Home / News / World /  Green Comet C/2022 E3 (ZTF) buzzing on social media. Watch videos here

It was a special fest for astronomers and space enthusiasts who witnessed the passing of Comet C/2022 E3 (ZTF) with the naked eye. On Wednesday in a unique event, the comet came its closest distance to Earth and was visible from mostly everywhere around the world, including India.

The dirty snowball last visited during Neanderthal times, i.e. over 50,000 years ago, according to NASA. It came within 26 million miles (42 million kilometers) of Earth Wednesday before speeding away again, unlikely to return for millions of years.

Discovered less than a year ago, this harmless green comet became visible a few days earlier in the northern night sky with binoculars and small telescopes, and possibly the naked eye in the darkest corners of the Northern Hemisphere. However, on Wednesday it became the brightest as it hurtled between the orbits of Earth and Mars at a relative speed of 128,500 mph (207,000 kilometers). Its nucleus is thought to be about a mile (1.6 kilometers) across, with its tails extending millions of miles (kilometers).

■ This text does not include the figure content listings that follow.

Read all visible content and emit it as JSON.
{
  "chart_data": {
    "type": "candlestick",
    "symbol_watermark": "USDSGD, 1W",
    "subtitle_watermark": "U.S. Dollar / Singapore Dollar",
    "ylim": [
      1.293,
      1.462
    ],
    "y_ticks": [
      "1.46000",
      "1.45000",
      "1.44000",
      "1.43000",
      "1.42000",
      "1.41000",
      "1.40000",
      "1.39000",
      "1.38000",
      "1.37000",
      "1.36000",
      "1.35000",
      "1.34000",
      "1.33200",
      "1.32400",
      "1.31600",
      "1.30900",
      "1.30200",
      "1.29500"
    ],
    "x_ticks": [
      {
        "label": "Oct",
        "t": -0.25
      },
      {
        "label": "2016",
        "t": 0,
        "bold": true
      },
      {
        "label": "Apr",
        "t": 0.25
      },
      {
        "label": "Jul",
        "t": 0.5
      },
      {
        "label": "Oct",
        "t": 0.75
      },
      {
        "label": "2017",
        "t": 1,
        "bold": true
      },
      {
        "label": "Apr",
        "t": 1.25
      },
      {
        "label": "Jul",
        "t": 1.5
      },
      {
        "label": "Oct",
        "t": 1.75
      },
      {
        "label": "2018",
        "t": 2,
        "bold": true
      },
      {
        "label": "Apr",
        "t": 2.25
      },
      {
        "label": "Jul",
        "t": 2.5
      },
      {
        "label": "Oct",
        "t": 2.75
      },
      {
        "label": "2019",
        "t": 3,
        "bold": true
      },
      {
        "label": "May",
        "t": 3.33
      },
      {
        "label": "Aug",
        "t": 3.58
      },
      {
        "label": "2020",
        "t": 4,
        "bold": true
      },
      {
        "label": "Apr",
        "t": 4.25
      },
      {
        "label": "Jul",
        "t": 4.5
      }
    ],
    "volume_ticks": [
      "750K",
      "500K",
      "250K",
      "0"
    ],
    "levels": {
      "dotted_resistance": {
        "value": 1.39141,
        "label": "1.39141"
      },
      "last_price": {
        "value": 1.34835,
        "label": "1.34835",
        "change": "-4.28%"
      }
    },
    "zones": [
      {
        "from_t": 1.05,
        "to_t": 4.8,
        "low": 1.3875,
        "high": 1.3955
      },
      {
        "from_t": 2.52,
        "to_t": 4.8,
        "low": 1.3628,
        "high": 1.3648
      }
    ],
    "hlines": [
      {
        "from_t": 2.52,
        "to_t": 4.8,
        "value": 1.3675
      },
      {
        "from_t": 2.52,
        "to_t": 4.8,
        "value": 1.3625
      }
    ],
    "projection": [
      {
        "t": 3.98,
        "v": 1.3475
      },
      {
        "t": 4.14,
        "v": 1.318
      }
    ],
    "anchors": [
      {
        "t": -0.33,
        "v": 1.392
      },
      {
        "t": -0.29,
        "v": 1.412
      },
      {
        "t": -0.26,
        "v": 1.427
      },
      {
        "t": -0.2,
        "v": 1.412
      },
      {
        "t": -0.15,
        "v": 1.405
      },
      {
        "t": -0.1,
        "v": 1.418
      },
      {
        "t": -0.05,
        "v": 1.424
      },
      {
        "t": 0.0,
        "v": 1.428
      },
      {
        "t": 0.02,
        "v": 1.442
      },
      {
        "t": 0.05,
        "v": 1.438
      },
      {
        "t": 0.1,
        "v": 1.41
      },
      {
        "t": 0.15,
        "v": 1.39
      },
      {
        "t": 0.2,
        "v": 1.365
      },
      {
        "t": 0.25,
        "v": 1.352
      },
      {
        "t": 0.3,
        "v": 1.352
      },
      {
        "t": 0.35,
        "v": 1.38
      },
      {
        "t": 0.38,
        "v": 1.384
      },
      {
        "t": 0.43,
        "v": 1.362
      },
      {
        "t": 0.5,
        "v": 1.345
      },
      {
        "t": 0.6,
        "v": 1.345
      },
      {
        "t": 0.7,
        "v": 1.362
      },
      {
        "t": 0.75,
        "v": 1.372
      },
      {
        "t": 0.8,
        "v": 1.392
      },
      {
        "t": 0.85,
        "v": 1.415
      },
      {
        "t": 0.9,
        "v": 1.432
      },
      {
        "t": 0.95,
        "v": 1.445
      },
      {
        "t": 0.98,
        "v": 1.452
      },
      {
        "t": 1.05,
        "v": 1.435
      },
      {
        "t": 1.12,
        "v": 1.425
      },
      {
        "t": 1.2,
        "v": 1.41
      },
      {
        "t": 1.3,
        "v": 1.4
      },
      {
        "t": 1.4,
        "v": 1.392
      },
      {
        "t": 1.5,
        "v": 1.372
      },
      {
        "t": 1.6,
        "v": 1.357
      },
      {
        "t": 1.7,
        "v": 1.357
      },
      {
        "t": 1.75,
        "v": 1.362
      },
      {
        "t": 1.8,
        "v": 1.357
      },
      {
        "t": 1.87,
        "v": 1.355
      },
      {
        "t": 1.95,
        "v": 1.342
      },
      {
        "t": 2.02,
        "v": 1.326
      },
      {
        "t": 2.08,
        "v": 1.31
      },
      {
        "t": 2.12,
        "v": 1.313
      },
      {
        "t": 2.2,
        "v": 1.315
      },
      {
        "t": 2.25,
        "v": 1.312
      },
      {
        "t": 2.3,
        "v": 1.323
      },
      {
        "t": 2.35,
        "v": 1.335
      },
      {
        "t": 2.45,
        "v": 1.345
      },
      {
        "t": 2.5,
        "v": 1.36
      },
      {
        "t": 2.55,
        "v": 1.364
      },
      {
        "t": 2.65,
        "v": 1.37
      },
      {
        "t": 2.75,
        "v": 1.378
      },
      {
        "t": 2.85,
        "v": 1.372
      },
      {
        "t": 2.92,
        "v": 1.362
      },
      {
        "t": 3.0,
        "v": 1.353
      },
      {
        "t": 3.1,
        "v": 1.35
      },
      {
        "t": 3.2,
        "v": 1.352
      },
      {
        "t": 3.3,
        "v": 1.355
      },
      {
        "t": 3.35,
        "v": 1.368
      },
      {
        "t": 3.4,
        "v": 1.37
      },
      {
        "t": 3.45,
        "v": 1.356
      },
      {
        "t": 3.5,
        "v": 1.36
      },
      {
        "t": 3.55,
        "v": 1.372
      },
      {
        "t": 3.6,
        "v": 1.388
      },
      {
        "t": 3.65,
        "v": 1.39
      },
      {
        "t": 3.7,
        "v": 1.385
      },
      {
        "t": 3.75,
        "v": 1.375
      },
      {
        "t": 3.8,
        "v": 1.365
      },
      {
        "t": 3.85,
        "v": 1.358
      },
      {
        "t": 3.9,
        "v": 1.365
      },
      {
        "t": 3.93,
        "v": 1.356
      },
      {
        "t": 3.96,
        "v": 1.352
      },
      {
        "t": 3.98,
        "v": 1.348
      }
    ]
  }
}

The social media for the past few days went buzzing with the picture of the green comet.


While plenty of comets have graced the sky over the past year, “this one seems probably a little bit bigger and therefore a little bit brighter and it’s coming a little bit closer to the Earth’s orbit," said NASA’s comet and asteroid-tracking guru, Paul Chodas.

Green from all the carbon in the gas cloud, or coma, surrounding the nucleus, this long-period comet was discovered last March by astronomers using the Zwicky Transient Facility, a wide field camera at Caltech’s Palomar Observatory. That explains its official, cumbersome name: comet C/2022 E3 (ZTF).

Scientists are confident in their orbital calculations putting the comet's last swing through the solar system's planetary neighborhood at 50,000 years ago. But they don't know how close it came to Earth or whether it was even visible to the Neanderthals, said Chodas, director of the Center for Near Earth Object Studies at NASA’s Jet Propulsion Laboratory in California.